いかに《イージスの楯》が完璧な防御力を持っていると言っても、それを支えるヴィヴィアンの力はそこまで高くない。
直接殴りつけてきたメガロマニアの拳は楯で防ぐことはできたが、力任せに楯ごと殴り飛ばされてしまう。
更にヴィヴィアンを殴りつけた勢いそのままに地面へと拳を叩きつけて爆破――まるでアリスの《巨星》系の魔法を使ったかのように大地が抉れクレーターが出来上がっている。
それで満足するメガロマニアではない。倒れたヴィヴィアンへと追撃を掛けようとする。
「やらせるかよ!」
すぐさまアリスがメガロマニアへと剣を叩きつけ注意を惹こうとする。
……よもやアリスの攻撃が相手の注意を引き付けることだけに使われることになるとは思わなかった。
ジュリエッタを救助しなければならない、という制限がついているものの、それを抜きにしてもメガロマニアは強すぎる。
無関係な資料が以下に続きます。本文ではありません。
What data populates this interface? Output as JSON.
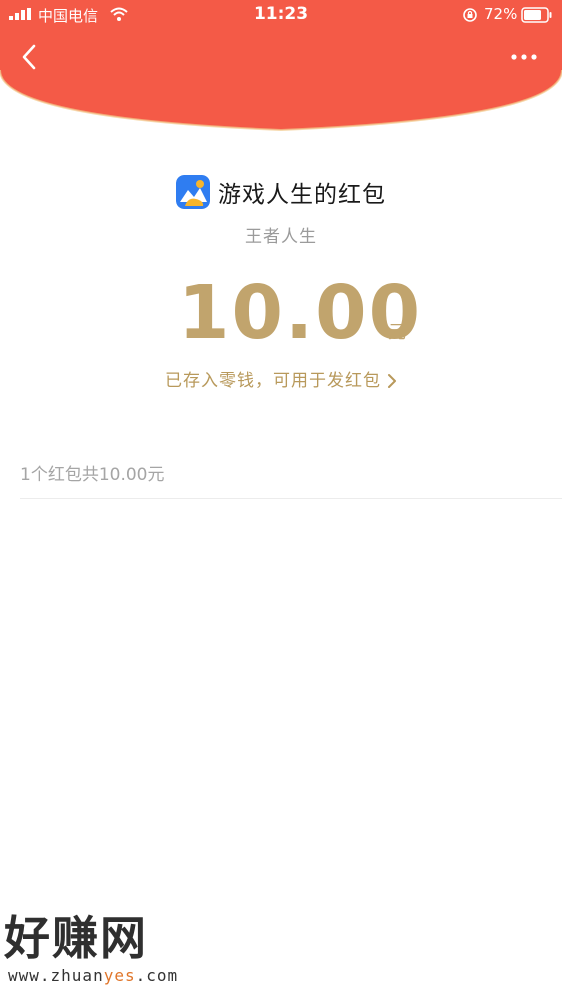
{
  "status_bar": {
    "carrier": "中国电信",
    "time": "11:23",
    "battery_percent": "72%"
  },
  "header": {
    "back_icon": "chevron-left-icon",
    "more_icon": "more-dots-icon",
    "color": "#f45a47"
  },
  "red_packet": {
    "title": "游戏人生的红包",
    "subtitle": "王者人生",
    "amount": "10.00",
    "unit": "元",
    "stored_text": "已存入零钱，可用于发红包",
    "accent_color": "#c1a46d"
  },
  "summary": {
    "text": "1个红包共10.00元"
  },
  "watermark": {
    "brand": "好赚网",
    "url_prefix": "www.zhuan",
    "url_accent": "yes",
    "url_suffix": ".com"
  }
}
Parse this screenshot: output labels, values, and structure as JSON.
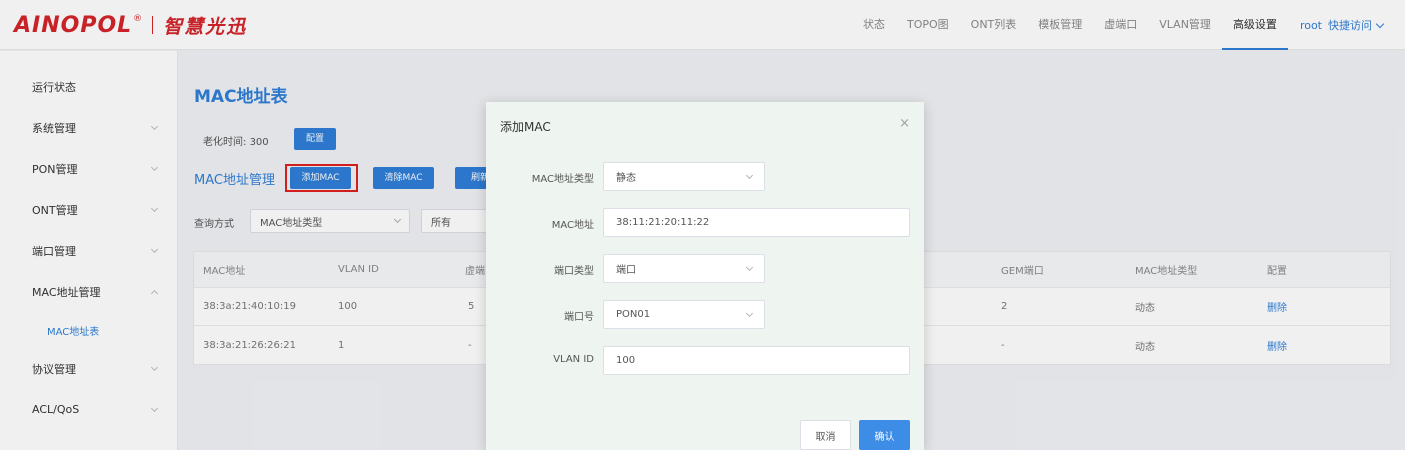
{
  "brand": {
    "name": "AINOPOL",
    "reg": "®",
    "cn": "智慧光迅"
  },
  "nav": {
    "items": [
      "状态",
      "TOPO图",
      "ONT列表",
      "模板管理",
      "虚端口",
      "VLAN管理",
      "高级设置"
    ],
    "active_index": 6,
    "user": "root",
    "quick": "快捷访问"
  },
  "sidebar": {
    "items": [
      {
        "label": "运行状态"
      },
      {
        "label": "系统管理"
      },
      {
        "label": "PON管理"
      },
      {
        "label": "ONT管理"
      },
      {
        "label": "端口管理"
      },
      {
        "label": "MAC地址管理",
        "expanded": true
      },
      {
        "label": "协议管理"
      },
      {
        "label": "ACL/QoS"
      }
    ],
    "sub_item": "MAC地址表"
  },
  "main": {
    "title": "MAC地址表",
    "aging_label": "老化时间:",
    "aging_value": "300",
    "config_button": "配置",
    "section_title": "MAC地址管理",
    "add_button": "添加MAC",
    "clear_button": "清除MAC",
    "refresh_button": "刷新",
    "query_label": "查询方式",
    "query_type": "MAC地址类型",
    "query_value": "所有"
  },
  "table": {
    "headers": [
      "MAC地址",
      "VLAN ID",
      "虚端",
      "GEM端口",
      "MAC地址类型",
      "配置"
    ],
    "rows": [
      [
        "38:3a:21:40:10:19",
        "100",
        "5",
        "2",
        "动态",
        "删除"
      ],
      [
        "38:3a:21:26:26:21",
        "1",
        "-",
        "-",
        "动态",
        "删除"
      ]
    ]
  },
  "modal": {
    "title": "添加MAC",
    "close": "×",
    "fields": {
      "mac_type_label": "MAC地址类型",
      "mac_type_value": "静态",
      "mac_addr_label": "MAC地址",
      "mac_addr_value": "38:11:21:20:11:22",
      "port_type_label": "端口类型",
      "port_type_value": "端口",
      "port_no_label": "端口号",
      "port_no_value": "PON01",
      "vlan_label": "VLAN ID",
      "vlan_value": "100"
    },
    "cancel": "取消",
    "ok": "确认"
  },
  "colors": {
    "accent": "#2f7fd8",
    "brand": "#d4252a",
    "highlight": "#e02020"
  }
}
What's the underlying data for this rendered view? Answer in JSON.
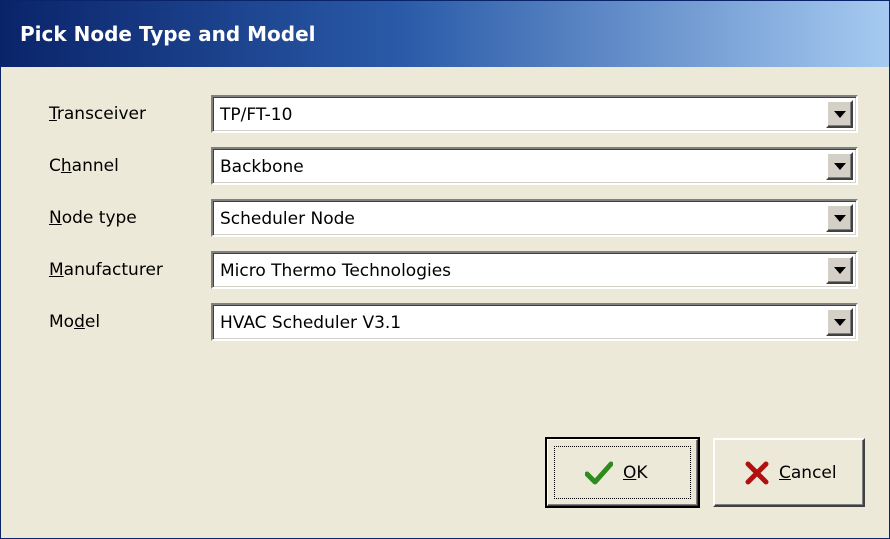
{
  "dialog": {
    "title": "Pick Node Type and Model"
  },
  "fields": [
    {
      "label": "Transceiver",
      "mnemonic_index": 0,
      "value": "TP/FT-10"
    },
    {
      "label": "Channel",
      "mnemonic_index": 1,
      "value": "Backbone"
    },
    {
      "label": "Node type",
      "mnemonic_index": 0,
      "value": "Scheduler Node"
    },
    {
      "label": "Manufacturer",
      "mnemonic_index": 0,
      "value": "Micro Thermo Technologies"
    },
    {
      "label": "Model",
      "mnemonic_index": 2,
      "value": "HVAC Scheduler V3.1"
    }
  ],
  "buttons": {
    "ok": {
      "label": "OK",
      "mnemonic_index": 0,
      "icon": "checkmark-icon",
      "color": "#2e8b1e"
    },
    "cancel": {
      "label": "Cancel",
      "mnemonic_index": 0,
      "icon": "x-icon",
      "color": "#b01010"
    }
  },
  "colors": {
    "title_gradient_start": "#0a246a",
    "title_gradient_end": "#a6caf0",
    "dialog_bg": "#ece9d8"
  }
}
下手をすると『嵐の支配者』にも劣らないレベルだ。
どうすればいいんだ、本当に……。
アリスとジェーンが再度メガロマニアへと接近戦を仕掛けるが、二人がかりでももはや足止めが精々だ。
向こうも完全に知能がないわけではない。少しずつアリスたちの動きに対応できるようになってきている。その上、手傷を負わせれば耐性を得てしまうと来ている。
このままだと二人を無視して後ろにいる私たちへと攻撃を集中させるということもありうる。
そうなる前に何とか手を打たないと……! 最悪なのは、私たちが全員『ゲーム』からリタイアし、かつジュリエッタの本体が死んでしまうことだ。それだけは絶対にあってはならない。
考えろ……! 相手を傷つけずに意識を奪う方法を……!! もうそれしかないんだ!
「くっ……ご主人様、こうなればわたくしも――」
アリスとジェーンだけではメガロマニアはもう抑えきれない。
二人には及ばずとも《フェニックス》辺りをインストールしたヴィヴィアンならば多少は助けになるはず。
でも、それはこちらの手札が一枚つぶれることを意味している。ただでさえ追い詰められかけているのに、ここでヴィヴィアンを使うわけには――
「シャルロット様、ご主人様をお願いいたします。
リコレクト《イージスの楯》」
こちらの返答を待たずに私をシャルロットに押し付け、《イージスの楯》を回収しインストールのための魔力を確保する。
……その時だった。
”あ……あった……”
天啓、としか言いようがない。
存在した――ダメージを与えずに意識を奪う唯一の方法が!
”ヴィヴィアン、ちょっと待った!”
「……はい?」
強制命令を使う必要もなく、私の言葉にヴィヴィアンは発動させようとしたインストールを中断する。
いや、まぁインストールしちゃってもいいんだけど、無駄に魔力を消費させるよりはいい。
この戦い――ヴィヴィアンが鍵だ。彼女の魔法こそが、活路を開く。